What can we do to raise focus on our educators? Quite simply, we can create new centers for disseminating news that reflect these values. We could also consider showing our concern for the lack of coverage of our educators by writing letters to the news organizations which seem to be ignoring the educators, or downplaying their importance.

Darfur
I believe that the crisis in Darfur is one of the greatest that has happened in the last decade. As a result of the conflict that has been going on for the last four years, more than two hundred thousand people have been killed and two and a half million people have been pushed out of their homes.

The phrase “ethnic cleansing” gets tossed around like a hot potato, maybe because it’s not nearly as horrible sounding as genocide and that’s what seems to be happening.
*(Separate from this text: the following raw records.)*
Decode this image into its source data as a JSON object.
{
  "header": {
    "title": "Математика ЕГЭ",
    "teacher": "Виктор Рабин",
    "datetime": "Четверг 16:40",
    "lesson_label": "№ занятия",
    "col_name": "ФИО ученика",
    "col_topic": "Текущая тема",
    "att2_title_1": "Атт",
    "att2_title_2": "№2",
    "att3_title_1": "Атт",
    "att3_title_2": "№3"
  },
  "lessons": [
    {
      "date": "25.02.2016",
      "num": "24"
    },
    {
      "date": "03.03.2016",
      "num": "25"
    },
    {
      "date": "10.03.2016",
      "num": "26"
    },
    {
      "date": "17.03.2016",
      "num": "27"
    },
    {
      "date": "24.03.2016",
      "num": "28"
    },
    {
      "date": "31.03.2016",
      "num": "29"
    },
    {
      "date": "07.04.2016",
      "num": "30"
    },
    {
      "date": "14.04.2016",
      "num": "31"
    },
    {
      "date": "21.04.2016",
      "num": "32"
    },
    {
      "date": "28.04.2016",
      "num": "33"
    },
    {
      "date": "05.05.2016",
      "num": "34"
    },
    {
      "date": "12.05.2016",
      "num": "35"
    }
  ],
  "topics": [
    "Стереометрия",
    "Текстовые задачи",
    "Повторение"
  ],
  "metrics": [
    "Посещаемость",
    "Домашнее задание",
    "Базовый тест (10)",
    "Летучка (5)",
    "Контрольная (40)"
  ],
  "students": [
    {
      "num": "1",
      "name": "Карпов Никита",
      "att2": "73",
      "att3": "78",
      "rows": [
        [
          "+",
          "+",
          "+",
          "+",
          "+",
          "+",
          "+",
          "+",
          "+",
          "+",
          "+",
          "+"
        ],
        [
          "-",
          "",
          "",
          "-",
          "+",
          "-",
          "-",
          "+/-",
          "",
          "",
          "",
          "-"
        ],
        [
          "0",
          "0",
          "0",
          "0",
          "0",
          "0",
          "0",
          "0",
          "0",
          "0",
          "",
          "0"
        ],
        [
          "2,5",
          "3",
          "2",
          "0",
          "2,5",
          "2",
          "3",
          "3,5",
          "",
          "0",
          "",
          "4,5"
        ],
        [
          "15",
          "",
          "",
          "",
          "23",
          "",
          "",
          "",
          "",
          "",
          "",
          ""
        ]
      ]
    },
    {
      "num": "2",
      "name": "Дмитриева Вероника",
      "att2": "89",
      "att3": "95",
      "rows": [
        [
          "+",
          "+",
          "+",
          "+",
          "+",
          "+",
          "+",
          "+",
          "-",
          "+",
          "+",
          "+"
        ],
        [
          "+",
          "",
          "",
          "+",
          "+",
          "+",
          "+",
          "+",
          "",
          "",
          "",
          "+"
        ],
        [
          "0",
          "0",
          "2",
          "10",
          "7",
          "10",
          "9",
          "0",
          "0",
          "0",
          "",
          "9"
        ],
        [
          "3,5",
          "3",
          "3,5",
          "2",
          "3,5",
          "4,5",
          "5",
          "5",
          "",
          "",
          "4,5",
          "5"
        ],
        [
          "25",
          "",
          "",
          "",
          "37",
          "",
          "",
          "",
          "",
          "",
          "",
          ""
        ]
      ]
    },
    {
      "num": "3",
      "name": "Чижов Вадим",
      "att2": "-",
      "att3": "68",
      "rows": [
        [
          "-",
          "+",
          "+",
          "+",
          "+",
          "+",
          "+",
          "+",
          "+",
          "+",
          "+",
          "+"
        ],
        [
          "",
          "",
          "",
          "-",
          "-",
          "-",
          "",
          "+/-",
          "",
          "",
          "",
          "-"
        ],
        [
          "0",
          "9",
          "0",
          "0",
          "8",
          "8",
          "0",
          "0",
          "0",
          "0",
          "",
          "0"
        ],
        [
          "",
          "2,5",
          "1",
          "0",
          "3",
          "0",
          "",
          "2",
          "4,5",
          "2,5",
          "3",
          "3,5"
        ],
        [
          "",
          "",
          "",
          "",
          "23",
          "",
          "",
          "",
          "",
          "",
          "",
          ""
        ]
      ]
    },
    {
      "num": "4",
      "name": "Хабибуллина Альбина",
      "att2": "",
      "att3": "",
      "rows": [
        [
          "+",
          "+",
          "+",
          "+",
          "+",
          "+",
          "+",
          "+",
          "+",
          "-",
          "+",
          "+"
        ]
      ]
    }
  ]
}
Only in the last year or so have some more news organizations started to recognize the catastrophes that have befallen the people in Darfur – women being kidnapped and sexually abused, people being randomly killed – when will we say ‘enough’? Thankfully, this is something that is being covered in greater detail by news organizations but yet people don’t seem to care enough.

It hurts me when I overhear conversations that go something like this: one person asks his friend what they think of the situation in Darfur, and the other person responds by saying that they don’t know what Darfur is. The same sort of person, one imagines, who thinks that England is still ruled by a King and Queen and doesn’t know what a “prime minister” is. The Darfur issue is important enough that I could probably write about it every month, covering a different aspect with every column. Maybe next year will be the Year of Darfur.

Conclusion
When an actress getting into yet another car accident, or an actress possibly getting pregnant by her ex-husband gets more attention than attempted genocide, we have to shudder and think that something has to be done. We have to be the ones to do something about it. As the great rabbi Hillel wrote, “…if not now, when?” When, indeed?